Em um movimento que acirra as tensões diplomáticas, o presidente dos Estados Unidos, Donald Trump, assinou nesta quarta-feira (30) uma Ordem Executiva que classifica o Brasil como “ameaça incomum e extraordinária” à segurança nacional norte-americana.
A medida, embasada na Lei de Poderes Econômicos de Emergência Internacional (IEEPA), equipara o Brasil a países como Irã, Venezuela e Cuba — alvos tradicionais de sanções por parte de Washington.
A nova ordem impõe uma tarifa extra de 40% sobre produtos brasileiros, elevando o total para 50%. Segundo o comunicado da Casa Branca, a medida responde a práticas do governo brasileiro que, segundo os EUA, comprometem os direitos humanos, a liberdade de expressão, a política externa e a economia americana.
“O presidente Donald J. Trump está protegendo a segurança nacional, a política externa e a economia dos Estados Unidos de uma ameaça estrangeira”, diz a nota oficial, com forte tom ideológico.
Ele confirmou também nesta quarta-feira, por meio da sua rede social Truth Social, que a nova tarifa de importação entra em vigor no dia 1º de agosto e não haverá prorrogação.
“O prazo limite de 1º de agosto está mantido. Está forte e não será estendido. Um grande dia para a América”, publicou Trump, dando o tom definitivo da medida.
Para o Brasil, o comunicado representa um duro golpe: os produtos brasileiros vendidos nos EUA passarão a sofrer um aumento de 50% em taxas, o que pode inviabilizar boa parte das exportações.
O anúncio oficial da medida foi feito por Trump no dia 9 de julho.
Desde então, segundo a Agência Brasil, o governo brasileiro e representantes do Congresso têm tentado abrir diálogo com a Casa Branca. Até o momento, nenhuma delegação foi recebida por autoridades americanas.
Ministro vê boicote, não tarifa
Em entrevista concedida nesta quarta-feira ao programa Bom Dia, Ministro, da Empresa Brasileira de Comunicação (EBC), o ministro do Empreendedorismo, da Microempresa e da Empresa de Pequeno Porte, Márcio França, foi enfático ao criticar a decisão norte-americana:
“Isso não é bem uma tarifa. É um boicote, como fazem com Cuba.
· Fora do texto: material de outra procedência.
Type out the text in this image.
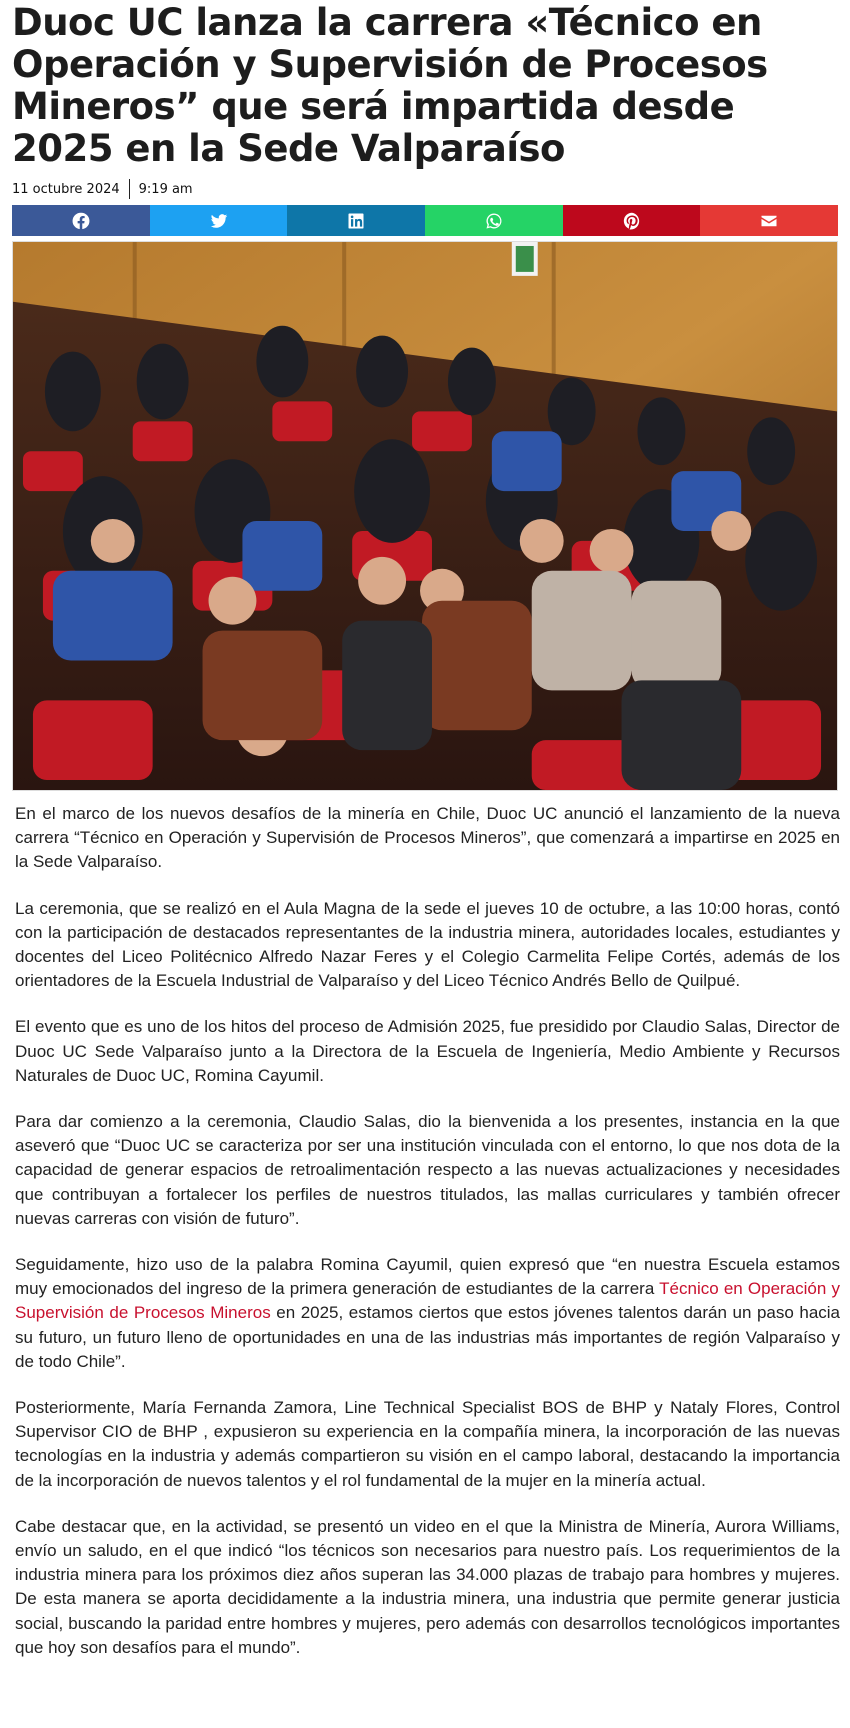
Duoc UC lanza la carrera «Técnico en Operación y Supervisión de Procesos Mineros” que será impartida desde 2025 en la Sede Valparaíso
11 octubre 2024	9:19 am

En el marco de los nuevos desafíos de la minería en Chile, Duoc UC anunció el lanzamiento de la nueva carrera “Técnico en Operación y Supervisión de Procesos Mineros”, que comenzará a impartirse en 2025 en la Sede Valparaíso.

La ceremonia, que se realizó en el Aula Magna de la sede el jueves 10 de octubre, a las 10:00 horas, contó con la participación de destacados representantes de la industria minera, autoridades locales, estudiantes y docentes del Liceo Politécnico Alfredo Nazar Feres y el Colegio Carmelita Felipe Cortés, además de los orientadores de la Escuela Industrial de Valparaíso y del Liceo Técnico Andrés Bello de Quilpué.

El evento que es uno de los hitos del proceso de Admisión 2025, fue presidido por Claudio Salas, Director de Duoc UC Sede Valparaíso junto a la Directora de la Escuela de Ingeniería, Medio Ambiente y Recursos Naturales de Duoc UC, Romina Cayumil.

Para dar comienzo a la ceremonia, Claudio Salas, dio la bienvenida a los presentes, instancia en la que aseveró que “Duoc UC se caracteriza por ser una institución vinculada con el entorno, lo que nos dota de la capacidad de generar espacios de retroalimentación respecto a las nuevas actualizaciones y necesidades que contribuyan a fortalecer los perfiles de nuestros titulados, las mallas curriculares y también ofrecer nuevas carreras con visión de futuro”.

Seguidamente, hizo uso de la palabra Romina Cayumil, quien expresó que “en nuestra Escuela estamos muy emocionados del ingreso de la primera generación de estudiantes de la carrera Técnico en Operación y Supervisión de Procesos Mineros en 2025, estamos ciertos que estos jóvenes talentos darán un paso hacia su futuro, un futuro lleno de oportunidades en una de las industrias más importantes de región Valparaíso y de todo Chile”.

Posteriormente, María Fernanda Zamora, Line Technical Specialist BOS de BHP y Nataly Flores, Control Supervisor CIO de BHP , expusieron su experiencia en la compañía minera, la incorporación de las nuevas tecnologías en la industria y además compartieron su visión en el campo laboral, destacando la importancia de la incorporación de nuevos talentos y el rol fundamental de la mujer en la minería actual.

Cabe destacar que, en la actividad, se presentó un video en el que la Ministra de Minería, Aurora Williams, envío un saludo, en el que indicó “los técnicos son necesarios para nuestro país. Los requerimientos de la industria minera para los próximos diez años superan las 34.000 plazas de trabajo para hombres y mujeres. De esta manera se aporta decididamente a la industria minera, una industria que permite generar justicia social, buscando la paridad entre hombres y mujeres, pero además con desarrollos tecnológicos importantes que hoy son desafíos para el mundo”.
Com 50%, você praticamente proíbe a venda. Inviabiliza”, afirmou.
França também destacou que não há decreto oficial nem projeto de lei tramitando nos Estados Unidos para formalizar a medida. “É algo da cabeça do Trump. Ele digitou na rede social e anunciou”, ironizou.
Medidas emergenciais para perecíveis
Apesar da ausência de formalização, o governo brasileiro já trabalha com diferentes cenários. De acordo com o ministro, há informações de que a taxação pode recair apenas sobre produtos que tenham similares no mercado interno dos Estados Unidos.
“De qualquer maneira, estamos nos preparando, especialmente para os bens perecíveis, que têm menor prazo de validade”, afirmou.